As Henley grew stronger they planned to work together and write plays. Stevenson had done nothing of the kind since he was nineteen. Now they chose to use the same plot that he had experimented with at that time. It was the story of the notorious Deacon Brodie of Edinburgh, which both considered contained good material for a play.

“A great man in his day was the Deacon; well seen in good society, crafty with his hands as a cabinet-maker, and one who could sing a song with taste. Many a citizen was proud to welcome the Deacon to supper, and dismiss him with regret ... who would have been vastly disconcerted had he known how soon, and in what guise his visitor returned. Many stories are told of this redoubtable Edinburgh burgher.... A friend of Brodie’s ... told him of a projected visit to the country, and afterwards detained by some affairs, put it off and stayed the night in town. The good man had lain some time awake; it was far on in the small hours by the Tron bell; when suddenly there came a crack, a jar, a faint light. Softly he clambered out of bed and up to a false window which looked upon another room, and there, by the glimmer of a thieves’ lantern, was his good friend the Deacon in a mask.”

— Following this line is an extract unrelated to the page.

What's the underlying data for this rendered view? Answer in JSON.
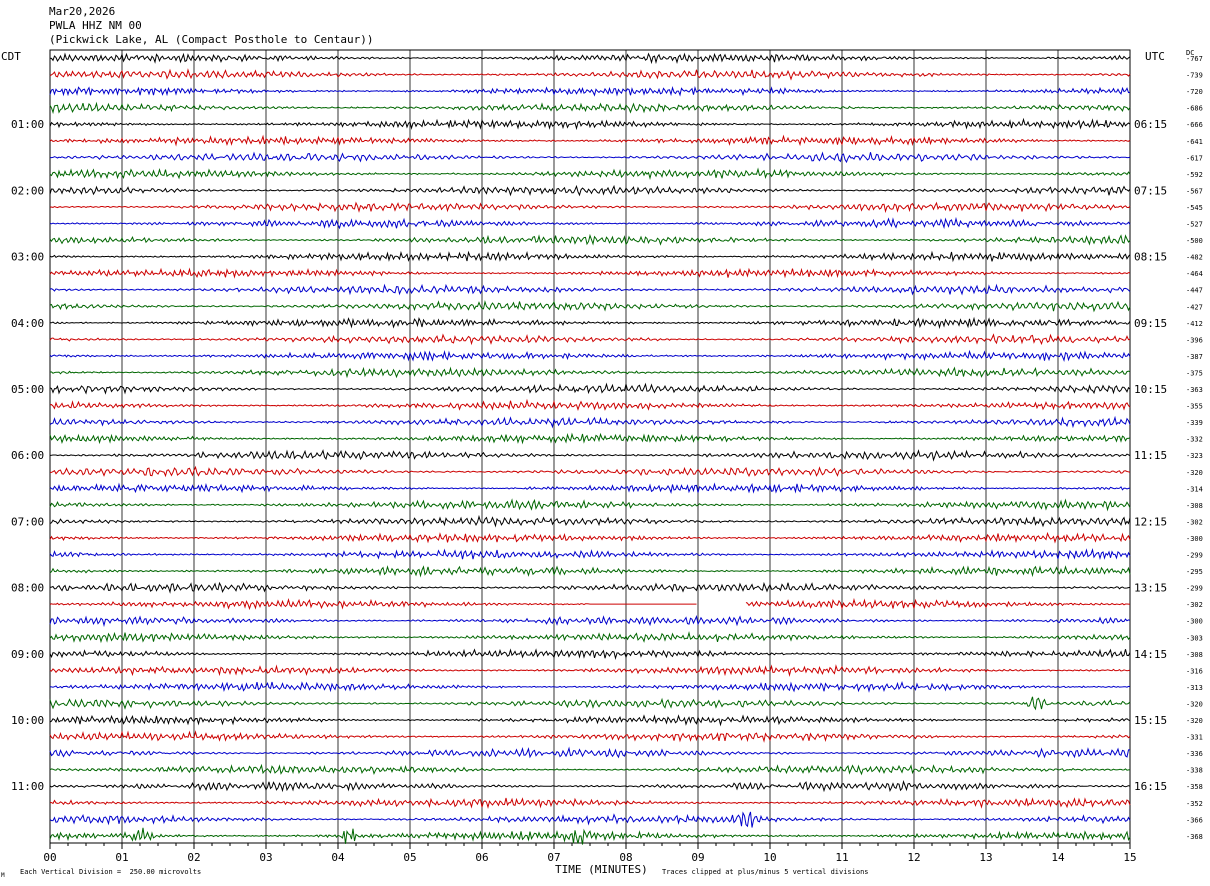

At length after a certain robbery in one of the government offices the Deacon was suspected. He escaped to Holland, but was arrested in Amsterdam as he was about to start for America. He was brought back to Edinburgh, was tried and convicted and hanged on the second of October, 1788, at the west end of the Tolbooth, which was the famous old Edinburgh prison known as the Heart of Midlothian.

Edinburgh Castle

This story of Brodie had always interested Stevenson since he had heard it as a child, and a cabinet made by the clever Deacon himself formed part of the furniture of his nursery.

“Deacon Brodie” and other plays were finished and produced, but never proved successful. Indeed, the money came in but slowly from any of his writings and, aside from the critics, it was many a long day before he was appreciated by the people of his own city and country. They refused to believe that “that daft laddie Stevenson,” who had so often shocked them by his eccentric ways and scorn of conventions, could do anything worth while. So by far his happiest times were spent out of Scotland, principally in London, where a membership in the Savile Club added to his enjoyment. Here he met several interesting men, among them Edmund William Gosse and Sidney Colvin, both writers and literary critics, with whom he became very intimate.

“My experience of Stevenson,” writes Mr. Gosse, “during these first years was confined to London upon which he would make sudden piratical descents, staying a few days or weeks and melting into thin air again. He was much at my house, and it must be told that my wife and I, as young married people, had possessed ourselves of a house too large for our slender means immediately to furnish. The one person who thoroughly approved of our great bare absurd drawing room was Louis, who very earnestly dealt with us on the immorality of chairs and tables, and desired us to sit always, as he delighted to sit, upon hassocks on the floor. Nevertheless, as armchairs and settees straggled into existence, he handsomely consented to use them, although never in the usual way, but with his legs thrown sidewise over the arms of them, or the head of a sofa treated as a perch. In particular, a certain shelf with cupboards below, attached to a bookcase, is worn with the person of Stevenson, who would spend half an evening, while passionately discussing some question ... leaping sidewise in a seated posture to the length of this shelf and back again.

“... These were the days when he most frequented the Savile Club, and the lightest and most vivacious part of him there came to the surface. He might spend the morning in work or business, and would then come to the club for luncheon. If he were so fortunate as to find a congenial companion disengaged, or to induce them to throw over their engagements, he would lead him off to the smoking-room, and there spend an afternoon in the highest spirits and the most brilliant and audacious talk.